Which was how he suddenly knew that Maia did. She'd slept with somebody. Jesus Christ. No. Yeah. No. But it had to be. She'd slept with someone, and the thing that had been upsetting her, the thing she needed
to figure out,
was how to tell him about it. Hadn't she said, before getting in the car, that she needed to speak to him?

But before he could be the king of all jerks and ask whom she had slept with, he remembered that she needed a lawyer. A lawyer about a secret problem that Leigh suspected had something to do with sex.

If he was right, this wasn't good.

When a girl needed a lawyer because she had had sex, it was because she'd had it against her will. Leigh thought of the night over the summer when Maia had walked alone through the park. Jesus, what had happened to her? When?

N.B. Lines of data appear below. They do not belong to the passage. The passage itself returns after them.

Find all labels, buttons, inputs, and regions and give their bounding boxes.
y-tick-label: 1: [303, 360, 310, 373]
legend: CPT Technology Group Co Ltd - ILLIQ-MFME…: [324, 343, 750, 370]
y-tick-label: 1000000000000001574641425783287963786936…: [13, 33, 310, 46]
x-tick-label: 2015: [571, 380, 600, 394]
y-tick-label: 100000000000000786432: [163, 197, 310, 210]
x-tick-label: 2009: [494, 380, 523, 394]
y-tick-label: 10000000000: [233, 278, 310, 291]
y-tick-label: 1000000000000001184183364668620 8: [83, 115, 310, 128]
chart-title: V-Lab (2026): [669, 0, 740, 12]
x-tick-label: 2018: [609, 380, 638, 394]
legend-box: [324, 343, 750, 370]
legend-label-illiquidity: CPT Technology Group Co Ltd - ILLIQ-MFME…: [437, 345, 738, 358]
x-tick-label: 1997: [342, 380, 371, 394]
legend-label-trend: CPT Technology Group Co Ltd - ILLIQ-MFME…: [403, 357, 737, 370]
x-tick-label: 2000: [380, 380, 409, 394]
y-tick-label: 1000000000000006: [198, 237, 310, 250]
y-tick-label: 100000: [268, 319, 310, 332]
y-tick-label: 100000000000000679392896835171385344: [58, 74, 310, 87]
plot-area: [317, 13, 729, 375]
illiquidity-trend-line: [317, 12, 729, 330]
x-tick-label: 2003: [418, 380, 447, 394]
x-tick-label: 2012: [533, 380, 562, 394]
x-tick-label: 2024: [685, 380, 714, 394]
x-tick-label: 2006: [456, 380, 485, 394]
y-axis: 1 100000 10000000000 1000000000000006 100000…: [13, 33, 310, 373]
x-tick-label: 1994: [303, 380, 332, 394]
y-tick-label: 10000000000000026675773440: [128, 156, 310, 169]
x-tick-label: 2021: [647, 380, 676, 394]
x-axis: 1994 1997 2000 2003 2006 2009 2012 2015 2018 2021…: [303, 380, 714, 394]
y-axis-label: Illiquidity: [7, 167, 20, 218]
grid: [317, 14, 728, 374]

He stopped the car. They were a block or so from her house.

"Maia, who hurt you?" he asked. "If you've been raped, this is not your screwup."

She closed her eyes, exhaled softly, and bit her upper lip. "You know. How do you know? Are they talking about it at school? I didn't think they were as stupid as that."

"School?" he asked. "This happened at school?"

"You don't know?" she asked him, turning around in her seat so that she was facing him. "You're just guessing?"

"Am I guessing right?"

"No, not exactly." she said. "It's all ... Everything's a mess."

"You're going to tell me," he said. It was not a question.

"Do we have to do this here?" she asked. "I like your car. I don't want to talk about this here."